Deep Learning Performance Architect - Perf Tools
NVIDIA
We are looking for a first-class Deep Learning Performance architect to join us to shape the performance analysis infrastructures for GPUs. We build cutting-edge analysis tools and visualization frameworks that empower engineers to optimize GPU performance for Deep Learning and HPC workloads—spanning pre-silicon architectural exploration to post-silicon validation and optimization. Your work will directly shape the tools that define how NVIDIA GPUs are analyzed, tuned, and scaled for next-gen AI systems, and impact the next-gen GPUs architectures.
What you'll be doing:
Architect Performance Tooling: Develop infrastructure tools/libraries for GPU performance analysis, visualization, and automated workflows used across GPU SW/HW development life cycle.
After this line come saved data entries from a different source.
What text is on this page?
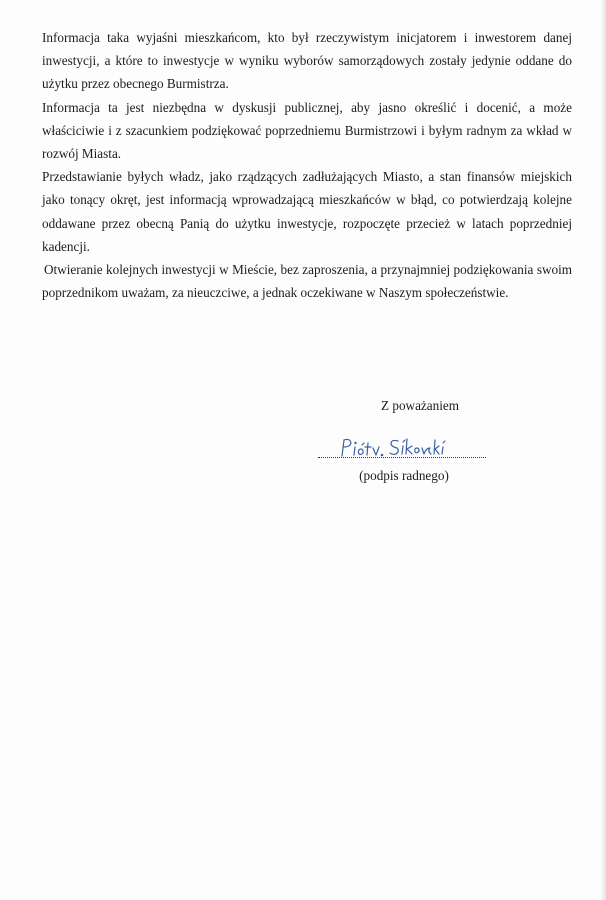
Informacja taka wyjaśni mieszkańcom, kto był rzeczywistym inicjatorem i inwestorem danej inwestycji, a które to inwestycje w wyniku wyborów samorządowych zostały jedynie oddane do użytku przez obecnego Burmistrza.

Informacja ta jest niezbędna w dyskusji publicznej, aby jasno określić i docenić, a może właściciwie i z szacunkiem podziękować poprzedniemu Burmistrzowi i byłym radnym za wkład w rozwój Miasta.

Przedstawianie byłych władz, jako rządzących zadłużających Miasto, a stan finansów miejskich jako tonący okręt, jest informacją wprowadzającą mieszkańców w błąd, co potwierdzają kolejne oddawane przez obecną Panią do użytku inwestycje, rozpoczęte przecież w latach poprzedniej kadencji.

Otwieranie kolejnych inwestycji w Mieście, bez zaproszenia, a przynajmniej podziękowania swoim poprzednikom uważam, za nieuczciwe, a jednak oczekiwane w Naszym społeczeństwie.

Z poważaniem
(podpis radnego)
Unlock Architectural Insights: Analyze GPU workloads to identify bottlenecks and define new hardware profiling features that enhance perf debug and profiling capabilities.
AI-Powered Automation: Build AI/ML-driven tools to automate performance analysis, generate perf optimization guidance, and improve user experience of profiling infrastructure.
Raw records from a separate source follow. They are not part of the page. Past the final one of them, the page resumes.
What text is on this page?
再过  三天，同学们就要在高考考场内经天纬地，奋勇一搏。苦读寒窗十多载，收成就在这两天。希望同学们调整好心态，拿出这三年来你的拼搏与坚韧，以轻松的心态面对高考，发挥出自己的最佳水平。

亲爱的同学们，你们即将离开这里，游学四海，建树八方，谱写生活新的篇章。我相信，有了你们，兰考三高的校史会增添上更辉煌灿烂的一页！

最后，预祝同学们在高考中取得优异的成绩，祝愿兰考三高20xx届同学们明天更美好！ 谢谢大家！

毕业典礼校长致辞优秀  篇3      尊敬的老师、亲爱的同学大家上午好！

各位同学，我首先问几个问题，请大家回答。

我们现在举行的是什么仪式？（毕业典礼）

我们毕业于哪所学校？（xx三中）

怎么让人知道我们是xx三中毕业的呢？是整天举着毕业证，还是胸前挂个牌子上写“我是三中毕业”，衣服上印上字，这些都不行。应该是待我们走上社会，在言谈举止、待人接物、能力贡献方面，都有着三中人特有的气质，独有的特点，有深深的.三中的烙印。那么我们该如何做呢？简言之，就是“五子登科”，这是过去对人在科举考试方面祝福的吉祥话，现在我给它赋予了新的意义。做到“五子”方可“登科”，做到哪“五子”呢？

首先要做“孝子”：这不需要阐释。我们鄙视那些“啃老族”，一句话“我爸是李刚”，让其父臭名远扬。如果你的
Cross-Stack Collaboration: Partner with kernel developers, system software teams, and hardware architects to support performance study, improve CUDA software stack, and co-design performance-centric solutions for current and next-generation GPU architecture
What we need to see:
BS+ in Computer Science, Electronic Engineering or related (or equivalent experience)
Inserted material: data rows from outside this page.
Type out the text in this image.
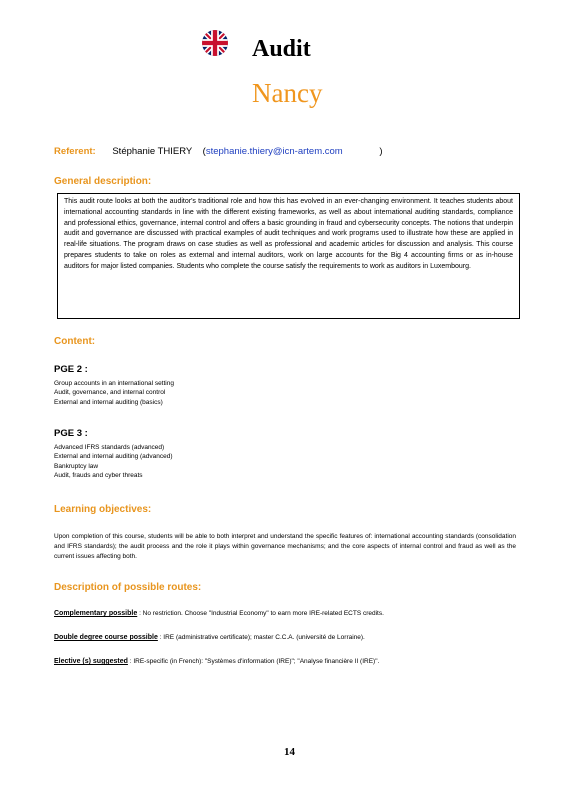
Audit
Nancy
Referent: Stéphanie THIERY (stephanie.thiery@icn-artem.com	)
General description:
This audit route looks at both the auditor's traditional role and how this has evolved in an ever-changing environment. It teaches students about international accounting standards in line with the different existing frameworks, as well as about international auditing standards, compliance and professional ethics, governance, internal control and offers a basic grounding in fraud and cybersecurity concepts. The notions that underpin audit and governance are discussed with practical examples of audit techniques and work programs used to illustrate how these are applied in real-life situations. The program draws on case studies as well as professional and academic articles for discussion and analysis. This course prepares students to take on roles as external and internal auditors, work on large accounts for the Big 4 accounting firms or as in-house auditors for major listed companies. Students who complete the course satisfy the requirements to work as auditors in Luxembourg.
Content:
PGE 2 :
Group accounts in an international setting
Audit, governance, and internal control
External and internal auditing (basics)
PGE 3 :
Advanced IFRS standards (advanced)
External and internal auditing (advanced)
Bankruptcy law
Audit, frauds and cyber threats
Learning objectives:
Upon completion of this course, students will be able to both interpret and understand the specific features of: international accounting standards (consolidation and IFRS standards); the audit process and the role it plays within governance mechanisms; and the core aspects of internal control and fraud as well as the current issues affecting both.
Description of possible routes:
Complementary possible : No restriction. Choose "Industrial Economy" to earn more IRE-related ECTS credits.
Double degree course possible : IRE (administrative certificate); master C.C.A. (université de Lorraine).
Elective (s) suggested : IRE-specific (in French): "Systèmes d'information (IRE)"; "Analyse financière II (IRE)".
14
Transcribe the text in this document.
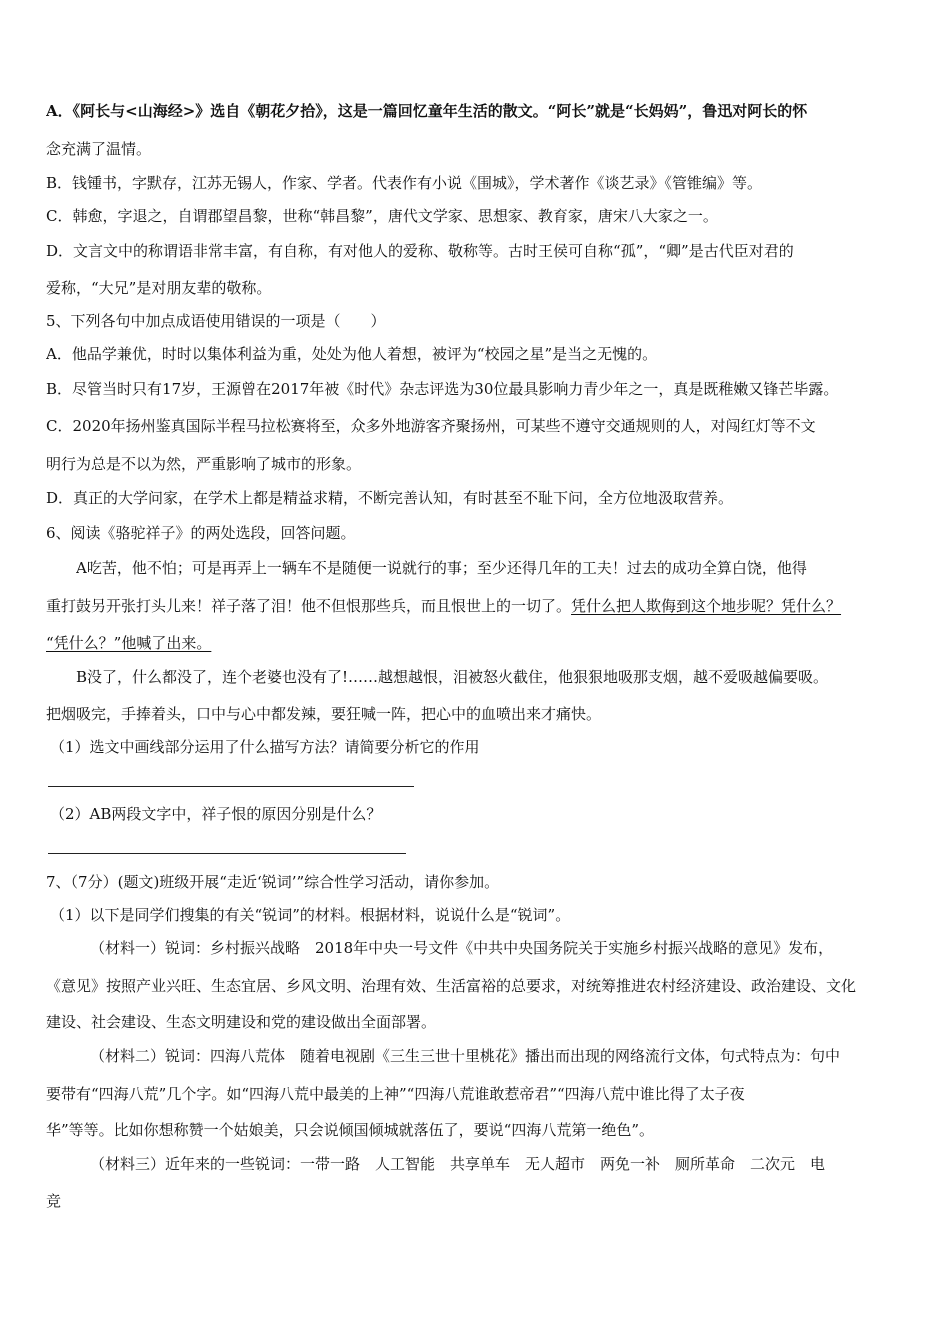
A．《阿长与<山海经>》选自《朝花夕拾》，这是一篇回忆童年生活的散文。“阿长”就是“长妈妈”，鲁迅对阿长的怀
念充满了温情。
B．钱锺书，字默存，江苏无锡人，作家、学者。代表作有小说《围城》，学术著作《谈艺录》《管锥编》等。
C．韩愈，字退之，自谓郡望昌黎，世称“韩昌黎”，唐代文学家、思想家、教育家，唐宋八大家之一。
D．文言文中的称谓语非常丰富，有自称，有对他人的爱称、敬称等。古时王侯可自称“孤”，“卿”是古代臣对君的
爱称，“大兄”是对朋友辈的敬称。
5、下列各句中加点成语使用错误的一项是（　　）
A．他品学兼优，时时以集体利益为重，处处为他人着想，被评为“校园之星”是当之无愧的。
B．尽管当时只有17岁，王源曾在2017年被《时代》杂志评选为30位最具影响力青少年之一，真是既稚嫩又锋芒毕露。
C．2020年扬州鉴真国际半程马拉松赛将至，众多外地游客齐聚扬州，可某些不遵守交通规则的人，对闯红灯等不文
明行为总是不以为然，严重影响了城市的形象。
D．真正的大学问家，在学术上都是精益求精，不断完善认知，有时甚至不耻下问，全方位地汲取营养。
6、阅读《骆驼祥子》的两处选段，回答问题。
A吃苦，他不怕；可是再弄上一辆车不是随便一说就行的事；至少还得几年的工夫！过去的成功全算白饶，他得
重打鼓另开张打头儿来！祥子落了泪！他不但恨那些兵，而且恨世上的一切了。凭什么把人欺侮到这个地步呢？凭什么？
“凭什么？”他喊了出来。
B没了，什么都没了，连个老婆也没有了!……越想越恨，泪被怒火截住，他狠狠地吸那支烟，越不爱吸越偏要吸。
把烟吸完，手捧着头，口中与心中都发辣，要狂喊一阵，把心中的血喷出来才痛快。
（1）选文中画线部分运用了什么描写方法？请简要分析它的作用
（2）AB两段文字中，祥子恨的原因分别是什么？
7、（7分）(题文)班级开展“走近‘锐词’”综合性学习活动，请你参加。
（1）以下是同学们搜集的有关“锐词”的材料。根据材料，说说什么是“锐词”。
（材料一）锐词：乡村振兴战略　2018年中央一号文件《中共中央国务院关于实施乡村振兴战略的意见》发布，
《意见》按照产业兴旺、生态宜居、乡风文明、治理有效、生活富裕的总要求，对统筹推进农村经济建设、政治建设、文化
建设、社会建设、生态文明建设和党的建设做出全面部署。
（材料二）锐词：四海八荒体　随着电视剧《三生三世十里桃花》播出而出现的网络流行文体，句式特点为：句中
要带有“四海八荒”几个字。如“四海八荒中最美的上神”“四海八荒谁敢惹帝君”“四海八荒中谁比得了太子夜
华”等等。比如你想称赞一个姑娘美，只会说倾国倾城就落伍了，要说“四海八荒第一绝色”。
（材料三）近年来的一些锐词：一带一路　人工智能　共享单车　无人超市　两免一补　厕所革命　二次元　电
竞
4+ years of software development
Strong software skill in design, coding (C++ and Python), analytical and debugging in low-level program
Strong grasp of computer architecture (pipelines, memory hierarchies) and operating system fundamentals
Experience with performance modeling, architecture simulation, profiling, and analysis.
Self-starter who thrives in dynamic environments and manages competing priorities effectively.
Ways to stand out from the crowd:
Experience with building performance debugging and analysis tools on silicon and simulators. Experience of developing application snapshot and replay tool is a big plus.
Familiar with CUDA System Software Stack(e.g., CUDA Driver/Runtime APIs), CUDA kernel optimization and understand GPU architecture
Familiarity with GPU performance profiling tools like Nsight System, Nsight Compute, NVTX, etc, or experience for developing similar tools for other processors.
Practical experience or projects demonstrating AI/ML-based code generation, automated data analysis, or workflow assistants.